Yesterday, even as I wrote about wanting as a child to be a "saint," I worried that this might seem kind of preposterous. I mean, that's a label usually attached to someone long after they are gone. Yet the model I was influenced by was not that of utter perfection and formal saintliness, but rather the one illustrated in the childhood hymn, "I sing a song of the saints of God," which I still love. The message of it is basically that saints are everywhere -- at school, at sea, in trains, shops and at tea (yes, the author was English!) I personally believe that the vast majority of humans are saints or angels. Most of us are doing our best to do the right thing, and we intervene in surprising and sometimes magical ways to help others, at times without even knowing it. I cannot count the number of angelic humans who have been in my life! And most of our less angelic moments have to do with fear, not active "evil." The relatively small percentage of people utterly lacking in a connection to the Divine wreak disproportionate havoc on our world, but it always makes me sad when people say the world is evil, or getting worse over time. I don't believe it is. In fact, I think it's getting better. It's just that some people can't keep up...

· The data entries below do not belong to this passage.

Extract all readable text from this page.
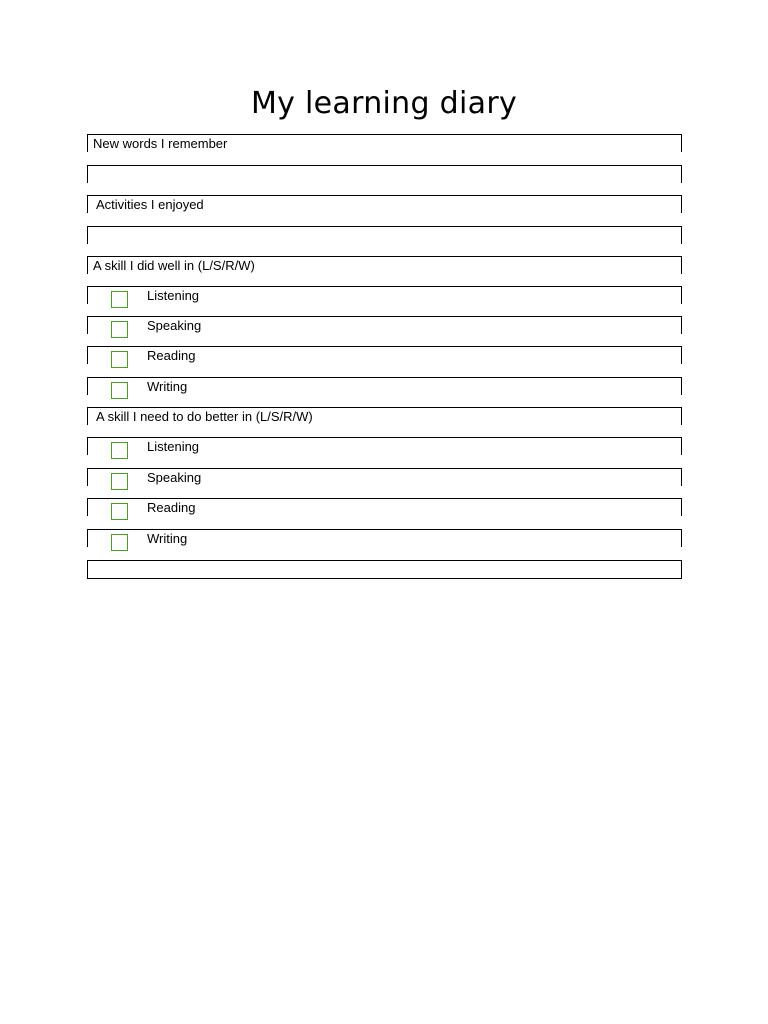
My learning diary
New words I remember
Activities I enjoyed
A skill I did well in (L/S/R/W)
Listening
Speaking
Reading
Writing
A skill I need to do better in (L/S/R/W)
Listening
Speaking
Reading
Writing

Anyway, the issue for all of us is to figure out our best role or vehicle for doing good in the world. There are more and more potential roles all the time as the world becomes more complex. It's just figuring out which one is right for you, and doing the thing you are really good at, not as a vacation from your real job, but as your job. I realized last night that at most every turning point in my life, I instinctively went on "retreat" -- but then left the retreat to find a "real job," very few of which lasted. Finally, I am realizing that the work I do on retreat is my real job. The thinking, learning, praying, and new understandings that come to me -- then writing these things down -- is my real job. Trying to figure out how the Universe works and what life is all about is my real job. Making connections between things is my real job. Those piles of journals reflect years of hard, valid work. It's not for most people, but a small percentage of women and men through history have played this role in society (and in some cultures they are formally honored and "housed," as in Julian's day) so I guess what I was trying to say yesterday is, it's a relief just to accept my personal song and start to sing it.
Phew. Now it's time for a cup of tea.